Experimental investigation on the seismic behaviour of innovative self-centring precast steel-concrete hybrid frames

Abstract An innovative self-centring precast steel-concrete hybrid (SPH) frame was proposed. The proposed SPH frame was assembled with reinforced concrete (RC) columns and prefabricated steel-concrete hybrid (PH) beams using steel end plates and high-strength bolts. The RC columns consisted of a traditional RC section and an unbonded post-tensioned (PT) screw-thread steel (STS) bar, and the PH beam was composed of two steel beam ends, a prefabricated RC beam unit and four unbonded PT strands. The self-centring ability of the structure system was mainly provided by the PT steel reinforcements; the energy dissipation capacity was mainly provided by the bolted web friction devices (WFDs) applied to the beam and the plastic deformation of the steel beam ends.
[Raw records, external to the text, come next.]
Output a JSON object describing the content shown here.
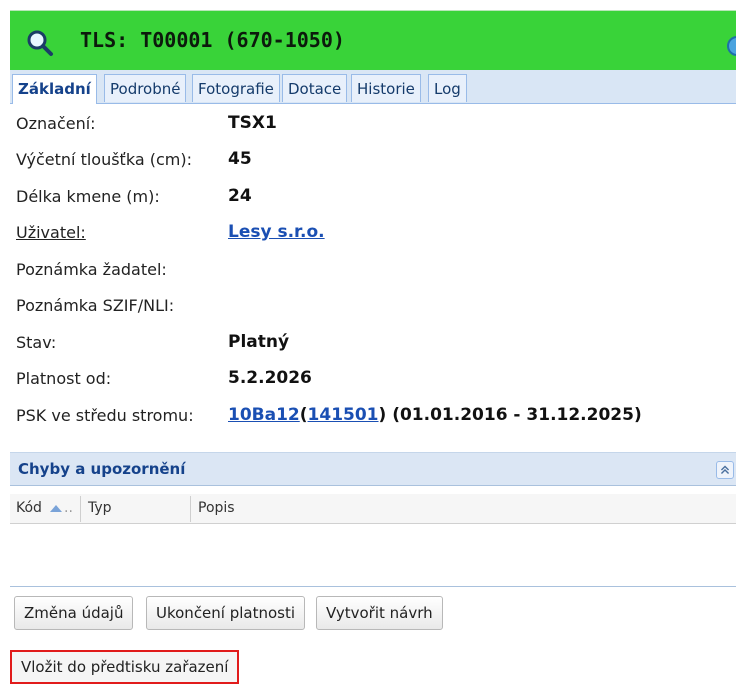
{
  "header": {
    "title": "TLS: T00001 (670-1050)",
    "bg_color": "#39d339",
    "search_icon": "magnifier-icon",
    "refresh_icon": "refresh-icon"
  },
  "tabs": [
    {
      "label": "Základní",
      "active": true
    },
    {
      "label": "Podrobné",
      "active": false
    },
    {
      "label": "Fotografie",
      "active": false
    },
    {
      "label": "Dotace",
      "active": false
    },
    {
      "label": "Historie",
      "active": false
    },
    {
      "label": "Log",
      "active": false
    }
  ],
  "fields": {
    "oznaceni": {
      "label": "Označení:",
      "value": "TSX1"
    },
    "vycetni": {
      "label": "Výčetní tloušťka (cm):",
      "value": "45"
    },
    "delka": {
      "label": "Délka kmene (m):",
      "value": "24"
    },
    "uzivatel": {
      "label": "Uživatel:",
      "value": "Lesy s.r.o."
    },
    "pozn_zadatel": {
      "label": "Poznámka žadatel:",
      "value": ""
    },
    "pozn_szif": {
      "label": "Poznámka SZIF/NLI:",
      "value": ""
    },
    "stav": {
      "label": "Stav:",
      "value": "Platný"
    },
    "platnost": {
      "label": "Platnost od:",
      "value": "5.2.2026"
    },
    "psk": {
      "label": "PSK ve středu stromu:",
      "link1": "10Ba12",
      "open_paren": "(",
      "link2": "141501",
      "rest": ") (01.01.2016 - 31.12.2025)"
    }
  },
  "errors_section": {
    "title": "Chyby a upozornění",
    "columns": {
      "kod": "Kód",
      "typ": "Typ",
      "popis": "Popis"
    }
  },
  "buttons": {
    "zmena": "Změna údajů",
    "ukonceni": "Ukončení platnosti",
    "vytvorit": "Vytvořit návrh",
    "vlozit": "Vložit do předtisku zařazení"
  }
}
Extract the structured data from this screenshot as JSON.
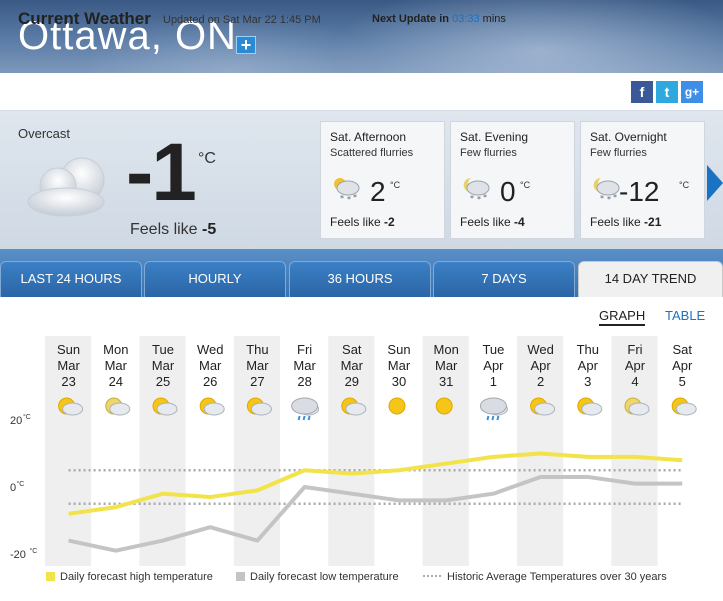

To examine the seismic behaviour of this innovative structural system, cyclic tests were conducted on two SPH frames and one non-prestressed precast steel-concrete hybrid (NPH) frame. By analysing failure modes, hysteretic loops, skeleton curves, energy dissipation, displacement ductility ratios, stiffness degradation and the relative self-centring efficiency (RSE), the effects of the initial prestress, the pretorque of the high-strength bolts at the WFDs and the construction measure at the column base were thoroughly assessed. The test results indicated that the proposed noncontact oil jack prestressing technique used in the PH beams was reliable; during the testing process, gap opening and closing could be clearly observed at the interfaces between the RC beam unit and the steel beam end; the SPH frames exhibited better self-centring and energy consumption capabilities than the NPH frame; and the SPH frame exhibited a typical two-stage cyclic behaviour, namely, a self-centring stage and an energy consumption stage. In the self-centring stage (before the drift ratio of 2.0%), the SPH frame could effectively control residual deformation, and the RSE remained at approximately 85%; in the energy consumption stage (after the drift ratio of 2.0%), the SPH frame could effectively consume the absorbed energy. Based on the test results, a moment calculation method, which could distinguish the gap opening in the PH beam, was proposed, and the calculated results agreed well with the experimental results.